僕の人生の中で最も重要な位置を占めるアイドル、dream。2000年1月1日に3人のメンバーで結成され、その後、1人が卒業、新たに6人の新メンバーが加わり、8人の新生dreamとして生まれ変わった。その新生dreamとしてのファーストアルバム「dream world」が、2003年2月26日にリリースされた。このアルバムに収録されている楽曲がなんと、12曲全て、80年代に世界中のディスコでDJプレイされまくったメガトン級の大ヒットナンバーのオンパレード!! 30代以上の人なら誰もが泣いて感動するタイトルばかりが収められていた。それを、10代半ばのアイドル、dreamがカバーしているのだ。「I BELIEVE IN DREAMS」、「In the name of love」、「EVER AND EVER」、「King & Queen」、「Help me」などなど…。
僕はこの「dream world」をゲットすると、あまりに興奮して、すぐに同世代(30代)の友人たちにこのアルバムの話をした。みんな、目の色を変えて、興奮して、このアルバムに興味を示した。そして、80年代当時の毎夜、盛り上がっていた頃の懐かしい思い出話に花が咲き始めるのである。特に仲の良い友人たちには、僕が自らこのアルバムを買ってプレゼントしたりもした。僕はそのとき、思った。これだけ、30代の大人が関心を示すのであれば、30代をターゲットにした大人な感じのdreamのライヴがあったら、相当、楽しいのではないか…と! あの80年代のバブルな楽しい思い出を、新生dreamが再現してくれる場があったら、それは新しいムーブメントになるのではないか…と! 2003年は80年代リバイバルブームの真っ只中、ちょうどタイミングもバッチリではないか…と!
しかし、実際には、dreamは3人のメンバーの時代から、その楽曲がアニメの主題歌として多く使われていたことから、どちらかというと、dreamファンはアニメファンと重なっており、狂信的なdreamファンは“ドリオタ”(dreamオタク)とさえ呼ばれていた。
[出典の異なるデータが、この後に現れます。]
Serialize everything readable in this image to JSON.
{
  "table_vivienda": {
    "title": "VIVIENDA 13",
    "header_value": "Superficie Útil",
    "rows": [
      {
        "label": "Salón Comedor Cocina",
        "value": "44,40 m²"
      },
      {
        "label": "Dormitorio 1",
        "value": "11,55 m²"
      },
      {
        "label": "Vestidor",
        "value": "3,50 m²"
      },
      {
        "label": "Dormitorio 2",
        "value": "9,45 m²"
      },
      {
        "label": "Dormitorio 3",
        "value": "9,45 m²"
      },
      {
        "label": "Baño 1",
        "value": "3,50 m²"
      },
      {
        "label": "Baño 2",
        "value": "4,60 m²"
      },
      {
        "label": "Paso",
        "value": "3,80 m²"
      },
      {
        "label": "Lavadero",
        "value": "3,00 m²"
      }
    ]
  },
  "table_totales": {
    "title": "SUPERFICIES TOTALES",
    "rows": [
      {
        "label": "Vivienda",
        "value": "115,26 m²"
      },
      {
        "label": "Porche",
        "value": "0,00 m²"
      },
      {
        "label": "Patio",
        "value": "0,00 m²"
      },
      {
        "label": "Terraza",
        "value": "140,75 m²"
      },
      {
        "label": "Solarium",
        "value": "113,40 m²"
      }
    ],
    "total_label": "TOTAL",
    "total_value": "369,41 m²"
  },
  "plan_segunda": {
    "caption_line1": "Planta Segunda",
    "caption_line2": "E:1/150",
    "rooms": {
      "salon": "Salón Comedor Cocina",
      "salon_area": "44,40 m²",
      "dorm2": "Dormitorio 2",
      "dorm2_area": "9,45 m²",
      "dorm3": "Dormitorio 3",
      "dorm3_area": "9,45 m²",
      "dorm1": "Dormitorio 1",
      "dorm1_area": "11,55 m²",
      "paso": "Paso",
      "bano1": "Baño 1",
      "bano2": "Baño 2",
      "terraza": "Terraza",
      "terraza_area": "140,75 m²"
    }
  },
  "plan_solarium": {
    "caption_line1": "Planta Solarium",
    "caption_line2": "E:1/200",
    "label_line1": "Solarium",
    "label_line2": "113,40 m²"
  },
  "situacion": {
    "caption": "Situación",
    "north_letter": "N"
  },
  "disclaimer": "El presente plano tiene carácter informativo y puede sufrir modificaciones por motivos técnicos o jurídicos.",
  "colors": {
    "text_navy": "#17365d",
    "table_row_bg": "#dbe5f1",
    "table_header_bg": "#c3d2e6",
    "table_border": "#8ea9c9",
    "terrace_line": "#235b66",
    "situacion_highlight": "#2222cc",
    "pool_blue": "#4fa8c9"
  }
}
dreamの固定ファン層はオタク系だったのである。よって、30代に非常にウケのいい、素晴らしい、80年代ディスコ大ヒットナンバー・カバーアルバム「dream world」も、“ドリオタ”向けに作られ、そして、展開されていった。それは、30代の僕にとって、とても残念だった。
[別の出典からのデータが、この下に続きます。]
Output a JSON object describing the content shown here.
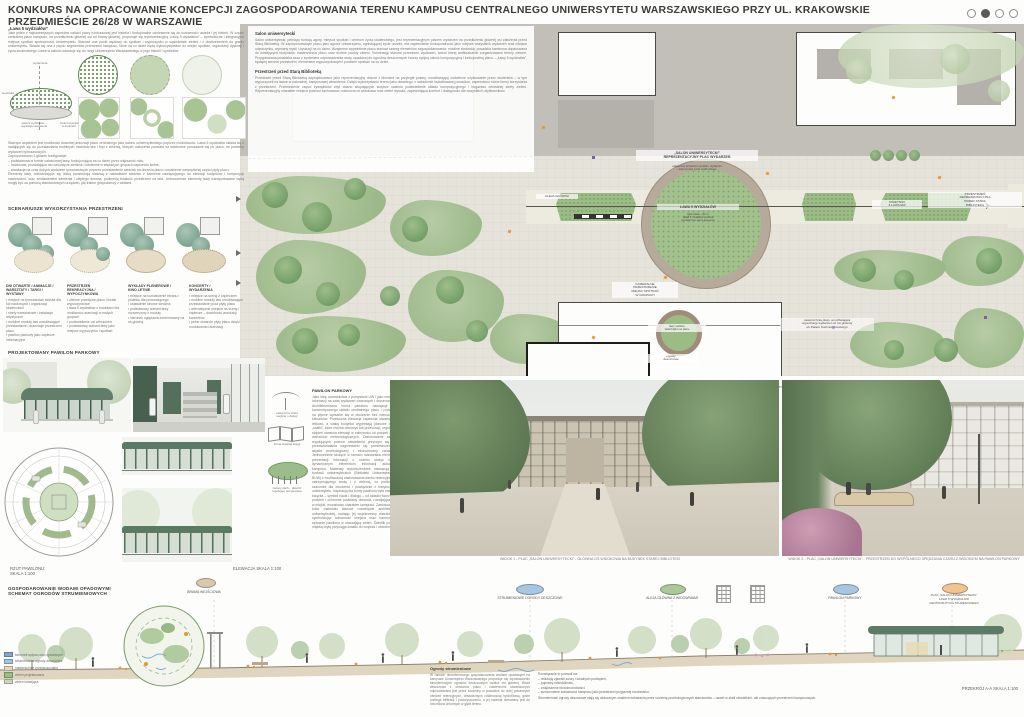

dreamはエイベックスのアイドルだから、例えば、六本木の「ヴェルファーレ」などで80年代ユーロビート・パーティを、30代の大人向けに開催し、そのメインがdreamの80年代ディスコカバーライヴだったりしたら、それは、今やクラブが低年齢層主体になってしまい、大人の遊び場がないと嘆いている30代の人たちに大きく指示される結果になったのではないかとずっと考えている。でも、dreamのメンバーが全員18歳未満だったということを考えると、もしかして、「ヴェルファーレ」でライヴ、できなかったのかな…!?